President Donald Trump announced last week the U.S. would levy tariffs of 10% on the remaining $300 billion in Chinese imports that had eluded duties. Trump accused China of "currency manipulation" by letting its currency weaken, crossing the 7 yuan per dollar threshold and of reneging on a promise to resume imports of U.S. agricultural products.
The lack of clarity in trade negotiations weighed on chipmakers Nvidia (down 6.45%), AMD (down 4.93%) and Micron (off 4.85%) because Chinese technology company Huawei is a big customer of U.S.-made chips.
American chip stocks continue to suffer after China's Huawei was put on a blacklist that restricted American firms from selling products to the company because of national security concerns. These stocks count on the business from Huawei, which uses the chips for smartphones and laptops.

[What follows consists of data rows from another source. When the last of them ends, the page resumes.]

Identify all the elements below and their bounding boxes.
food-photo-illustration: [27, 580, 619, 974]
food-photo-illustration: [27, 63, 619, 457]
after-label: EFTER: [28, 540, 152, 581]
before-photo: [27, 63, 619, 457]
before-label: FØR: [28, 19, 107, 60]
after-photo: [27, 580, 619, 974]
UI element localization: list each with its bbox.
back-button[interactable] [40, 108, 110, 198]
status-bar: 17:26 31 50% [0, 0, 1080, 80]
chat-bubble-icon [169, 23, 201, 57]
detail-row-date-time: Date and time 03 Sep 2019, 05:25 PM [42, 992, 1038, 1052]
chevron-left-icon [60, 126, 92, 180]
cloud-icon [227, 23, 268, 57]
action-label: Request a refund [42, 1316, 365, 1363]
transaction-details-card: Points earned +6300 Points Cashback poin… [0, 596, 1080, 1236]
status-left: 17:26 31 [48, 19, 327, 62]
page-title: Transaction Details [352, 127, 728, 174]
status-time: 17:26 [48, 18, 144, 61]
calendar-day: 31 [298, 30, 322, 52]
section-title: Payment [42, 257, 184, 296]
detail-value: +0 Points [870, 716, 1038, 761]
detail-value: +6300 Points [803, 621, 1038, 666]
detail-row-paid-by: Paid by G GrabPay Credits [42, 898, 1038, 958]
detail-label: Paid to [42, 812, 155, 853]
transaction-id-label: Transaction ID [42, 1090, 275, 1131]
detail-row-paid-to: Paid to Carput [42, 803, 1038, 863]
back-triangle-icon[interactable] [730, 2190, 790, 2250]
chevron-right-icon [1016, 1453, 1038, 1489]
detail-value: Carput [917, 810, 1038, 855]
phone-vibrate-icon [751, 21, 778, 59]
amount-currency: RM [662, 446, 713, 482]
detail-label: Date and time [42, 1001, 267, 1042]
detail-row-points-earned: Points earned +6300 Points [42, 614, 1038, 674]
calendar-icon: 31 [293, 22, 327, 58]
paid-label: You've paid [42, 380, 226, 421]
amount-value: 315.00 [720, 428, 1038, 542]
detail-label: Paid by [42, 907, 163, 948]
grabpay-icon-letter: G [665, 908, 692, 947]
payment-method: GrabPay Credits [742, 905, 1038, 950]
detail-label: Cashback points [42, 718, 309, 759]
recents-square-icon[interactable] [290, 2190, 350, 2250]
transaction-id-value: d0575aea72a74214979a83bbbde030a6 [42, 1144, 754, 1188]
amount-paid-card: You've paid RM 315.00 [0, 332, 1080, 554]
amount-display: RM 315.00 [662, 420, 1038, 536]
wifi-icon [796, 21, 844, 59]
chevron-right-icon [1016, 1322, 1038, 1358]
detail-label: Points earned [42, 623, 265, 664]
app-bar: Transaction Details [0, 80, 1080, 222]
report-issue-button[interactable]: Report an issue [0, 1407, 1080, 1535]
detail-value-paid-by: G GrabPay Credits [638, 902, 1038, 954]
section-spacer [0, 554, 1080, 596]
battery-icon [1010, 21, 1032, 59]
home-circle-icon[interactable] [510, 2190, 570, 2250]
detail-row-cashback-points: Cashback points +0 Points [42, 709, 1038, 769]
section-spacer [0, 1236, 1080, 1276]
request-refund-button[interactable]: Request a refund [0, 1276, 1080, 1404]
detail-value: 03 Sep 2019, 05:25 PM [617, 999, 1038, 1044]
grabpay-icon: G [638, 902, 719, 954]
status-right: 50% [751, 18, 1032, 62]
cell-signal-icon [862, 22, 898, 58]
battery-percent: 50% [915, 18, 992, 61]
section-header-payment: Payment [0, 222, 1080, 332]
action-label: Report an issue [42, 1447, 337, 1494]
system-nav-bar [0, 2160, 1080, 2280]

Shares of Apple, which relies on a large portion of sales coming from China, were 5.23% lower. Even though Apple has said it has moved some production out of China, tariffs can lead to major price increases for the iPhone and other products.
Department store Kohl's is also hurting, down 1.45%, because the new round of tariffs scheduled to begin Sept. 1 would impact apparel, footwear and toy products far more than the previous rounds. Analysts say retailers, specifically department stores, are poorly positioned to compete in the trade war environment with already low margins.
Share of casino operator Wynn Reports was down 7.18%. Wynn is particularly vulnerable to a trade war because the company relies heavily on the business of its casinos on the Macau peninsula in China. A contraction in business in Macau would weigh on Wynn's margins.
Dow Jones Industrial Average fell 767 points on Monday.